Investors counting on the corporate earnings season to provide a major stock lift were likely disappointed when Wall Street lurched up and down this past week.
There is, in fact, a strong possibility that the market has been driven too high by investor overconfidence.
A key measure of investor anxiety, the Chicago Board Options Exchange's volatility index, had been trading in the 20s. But on Thursday, it dipped to 19.63 -- a 52-week low.
Many believe a reading below 20 may indicate investor overconfidence that makes the market vulnerable to future declines. Put another way, it suggests investors may have bid stocks too high by overestimating how strong the economic recovery will be.
The last time the VIX dipped below 20 was last April, at the end of the last bull run before stocks slid to multiyear lows in October. On Thursday, the Dow Jones industrials fell nearly 170 points from an intraday gain of 87 points due, in part, to traders' reaction to the VIX.
"The VIX falling below 20 doesn't happen very often, and that's usually a sign of a market that's topping," said Brian Pears, head equity trader at Victory Capital Management. "A lot of people, particularly short-term traders, take this as a signal that things could become rougher."
Analysts stress that the VIX is just one of many gauges of a market's future direction. Still, there were other signs this past week that Wall Street's stunning rally since mid-March could stall, if not backtrack, despite better-than-expected second quarter earnings.
On Monday, for instance, investors shrugged off a strong outlook from 3M, sending stocks lower as they focused on downbeat profits reports from Merck and Lexmark International. Tuesday also was headed for a loss before news that two of Saddam Hussein's sons were killed lifted the market.
And on Thursday, stocks slid on the VIX reading despite a surprising drop in new jobless claims.
"This is a market that's into the fifth month of the bull.
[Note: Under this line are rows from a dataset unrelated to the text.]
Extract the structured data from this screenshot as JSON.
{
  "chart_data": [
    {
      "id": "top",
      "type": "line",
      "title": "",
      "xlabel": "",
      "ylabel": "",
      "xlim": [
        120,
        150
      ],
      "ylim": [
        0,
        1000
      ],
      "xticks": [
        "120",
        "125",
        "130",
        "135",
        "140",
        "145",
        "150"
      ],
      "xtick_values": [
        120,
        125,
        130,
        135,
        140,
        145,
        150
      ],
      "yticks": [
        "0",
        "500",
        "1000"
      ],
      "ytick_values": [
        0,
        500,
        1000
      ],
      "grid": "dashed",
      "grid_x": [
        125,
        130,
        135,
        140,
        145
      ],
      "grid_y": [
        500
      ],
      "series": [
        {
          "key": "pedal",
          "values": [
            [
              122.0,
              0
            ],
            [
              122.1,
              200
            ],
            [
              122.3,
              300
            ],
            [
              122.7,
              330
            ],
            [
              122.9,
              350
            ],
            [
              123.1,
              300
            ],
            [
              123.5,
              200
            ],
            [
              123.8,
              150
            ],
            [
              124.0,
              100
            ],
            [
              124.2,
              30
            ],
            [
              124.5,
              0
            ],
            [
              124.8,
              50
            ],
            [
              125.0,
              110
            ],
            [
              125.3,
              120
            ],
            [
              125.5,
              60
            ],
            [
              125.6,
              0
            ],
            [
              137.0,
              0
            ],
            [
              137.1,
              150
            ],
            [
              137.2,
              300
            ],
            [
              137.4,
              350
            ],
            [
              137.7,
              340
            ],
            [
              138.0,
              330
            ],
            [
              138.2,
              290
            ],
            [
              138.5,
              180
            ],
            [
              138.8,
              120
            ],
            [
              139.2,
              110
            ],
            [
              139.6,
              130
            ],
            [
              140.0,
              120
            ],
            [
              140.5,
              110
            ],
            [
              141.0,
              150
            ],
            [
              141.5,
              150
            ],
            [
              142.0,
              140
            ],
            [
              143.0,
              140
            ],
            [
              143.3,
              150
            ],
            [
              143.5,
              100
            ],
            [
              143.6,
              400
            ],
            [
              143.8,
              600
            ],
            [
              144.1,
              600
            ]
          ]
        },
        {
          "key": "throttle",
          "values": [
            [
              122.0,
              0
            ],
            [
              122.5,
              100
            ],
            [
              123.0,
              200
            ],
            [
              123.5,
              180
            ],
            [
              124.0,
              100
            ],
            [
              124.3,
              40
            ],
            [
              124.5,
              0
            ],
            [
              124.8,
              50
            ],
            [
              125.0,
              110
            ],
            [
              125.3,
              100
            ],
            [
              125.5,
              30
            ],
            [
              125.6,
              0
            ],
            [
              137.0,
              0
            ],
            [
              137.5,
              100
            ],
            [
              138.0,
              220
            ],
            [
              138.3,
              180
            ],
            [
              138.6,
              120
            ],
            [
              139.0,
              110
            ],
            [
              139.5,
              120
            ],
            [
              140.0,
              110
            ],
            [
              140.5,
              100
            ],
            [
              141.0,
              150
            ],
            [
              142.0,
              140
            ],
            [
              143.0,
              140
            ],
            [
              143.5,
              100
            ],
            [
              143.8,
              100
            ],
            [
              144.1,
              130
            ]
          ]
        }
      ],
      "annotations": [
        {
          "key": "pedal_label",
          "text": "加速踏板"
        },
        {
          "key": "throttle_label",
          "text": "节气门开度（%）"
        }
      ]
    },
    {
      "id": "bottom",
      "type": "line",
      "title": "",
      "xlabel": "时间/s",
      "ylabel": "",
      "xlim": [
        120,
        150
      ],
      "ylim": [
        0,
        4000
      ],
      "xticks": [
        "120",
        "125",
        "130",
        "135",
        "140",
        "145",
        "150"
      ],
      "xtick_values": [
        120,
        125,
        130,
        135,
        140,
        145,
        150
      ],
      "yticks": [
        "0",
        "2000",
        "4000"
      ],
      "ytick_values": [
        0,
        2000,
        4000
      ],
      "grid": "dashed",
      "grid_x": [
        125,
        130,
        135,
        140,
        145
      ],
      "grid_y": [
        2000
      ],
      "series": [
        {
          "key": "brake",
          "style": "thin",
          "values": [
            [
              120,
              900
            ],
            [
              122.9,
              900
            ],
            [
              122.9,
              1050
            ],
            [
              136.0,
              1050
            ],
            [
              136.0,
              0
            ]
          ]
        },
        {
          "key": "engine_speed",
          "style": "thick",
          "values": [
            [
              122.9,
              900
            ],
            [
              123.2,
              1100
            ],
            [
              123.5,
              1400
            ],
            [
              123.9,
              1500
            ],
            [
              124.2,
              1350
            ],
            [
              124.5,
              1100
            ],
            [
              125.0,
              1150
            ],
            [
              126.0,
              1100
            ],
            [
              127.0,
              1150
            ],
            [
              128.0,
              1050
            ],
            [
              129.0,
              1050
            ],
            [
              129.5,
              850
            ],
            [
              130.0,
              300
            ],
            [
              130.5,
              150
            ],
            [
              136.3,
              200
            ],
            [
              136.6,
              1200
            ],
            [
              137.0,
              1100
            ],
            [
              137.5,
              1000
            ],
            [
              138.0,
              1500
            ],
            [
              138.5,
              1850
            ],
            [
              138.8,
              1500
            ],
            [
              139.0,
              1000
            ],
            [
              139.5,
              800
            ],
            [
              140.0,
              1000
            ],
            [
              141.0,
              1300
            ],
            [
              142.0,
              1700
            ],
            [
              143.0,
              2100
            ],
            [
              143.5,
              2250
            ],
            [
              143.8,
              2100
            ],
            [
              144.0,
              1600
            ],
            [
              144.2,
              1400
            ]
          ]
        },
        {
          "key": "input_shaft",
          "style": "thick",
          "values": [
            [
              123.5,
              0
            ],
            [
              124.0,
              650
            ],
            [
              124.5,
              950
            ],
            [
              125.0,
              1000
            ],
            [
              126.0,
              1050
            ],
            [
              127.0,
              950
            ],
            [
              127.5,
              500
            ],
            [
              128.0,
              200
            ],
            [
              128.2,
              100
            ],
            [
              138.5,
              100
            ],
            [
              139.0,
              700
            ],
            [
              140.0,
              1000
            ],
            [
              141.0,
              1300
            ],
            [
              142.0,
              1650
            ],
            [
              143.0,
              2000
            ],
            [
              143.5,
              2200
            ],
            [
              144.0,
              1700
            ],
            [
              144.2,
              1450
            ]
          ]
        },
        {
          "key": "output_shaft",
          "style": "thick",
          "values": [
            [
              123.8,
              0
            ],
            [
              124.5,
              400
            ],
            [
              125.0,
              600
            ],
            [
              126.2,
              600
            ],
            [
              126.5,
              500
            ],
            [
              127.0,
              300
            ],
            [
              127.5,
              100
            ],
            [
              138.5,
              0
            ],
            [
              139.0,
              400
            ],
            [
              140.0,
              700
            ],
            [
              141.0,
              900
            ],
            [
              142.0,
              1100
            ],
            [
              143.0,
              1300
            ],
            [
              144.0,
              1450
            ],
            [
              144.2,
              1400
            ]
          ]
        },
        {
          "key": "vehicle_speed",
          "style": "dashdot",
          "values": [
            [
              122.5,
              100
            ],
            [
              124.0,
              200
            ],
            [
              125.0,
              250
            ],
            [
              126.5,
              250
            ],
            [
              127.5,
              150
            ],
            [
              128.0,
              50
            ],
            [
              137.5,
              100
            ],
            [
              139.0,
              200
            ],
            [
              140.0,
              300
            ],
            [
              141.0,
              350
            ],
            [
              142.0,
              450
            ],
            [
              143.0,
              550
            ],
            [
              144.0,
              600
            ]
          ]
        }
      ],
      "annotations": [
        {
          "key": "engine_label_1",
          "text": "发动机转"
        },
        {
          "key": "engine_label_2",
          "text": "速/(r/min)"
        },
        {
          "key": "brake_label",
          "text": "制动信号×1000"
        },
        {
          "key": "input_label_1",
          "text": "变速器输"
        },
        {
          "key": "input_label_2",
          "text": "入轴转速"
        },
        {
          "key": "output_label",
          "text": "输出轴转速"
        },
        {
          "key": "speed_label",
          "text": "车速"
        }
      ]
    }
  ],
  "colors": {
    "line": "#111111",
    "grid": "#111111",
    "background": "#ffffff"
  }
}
It's tired," said Larry Wachtel, market analyst at Prudential Securities.
He noted that the Dow has climbed more than 20 percent and the NASDAQ has gained more than 30 percent since stocks hit a low on March 11.
"You can't make a move of this nature and then continue upward," he said.
In addition, surging bond yields might be luring short-term traders out of the stock market, while murky corporate outlooks that cast doubt on the strength of the recovery could be prompting others to cash in stock gains.
Analysts say that could forebode more pullbacks, particularly during the quieter summer months when there are few catalysts outside of the earnings season to push the market higher.
"Our stance is that even good earnings for the second quarter are not enough," said John Caldwell, chief equity strategist for McDonald Financial Group, part of Cleveland-based KeyCorp.
"What would get us more excited would be more upward revisions to [outlooks]," he added. "You almost need better-than-expected third and fourth quarter estimates to push the market higher."
For the week, the Dow Jones industrials rose 96.42, or 1.1 percent. They closed Friday at 9,284.57.
The NASDAQ composite index had a gain of 22.20, or 1.3 percent, closing at 1,730.70 on Friday. The Standard & Poor's 500 index advanced 5.36, or 0.5 percent, finishing at 998.68.
For the week, the Russell 2000 index, the barometer of smaller company stocks, rose 4.12, or 0.9 percent, closing at 468.88.
The Wilshire 5000 Total Market Index, which tracks more than 5,700 US-based companies, ended the week at 9,599.36, up 52.70 from the previous week. A year ago, the index was at 8,091.63.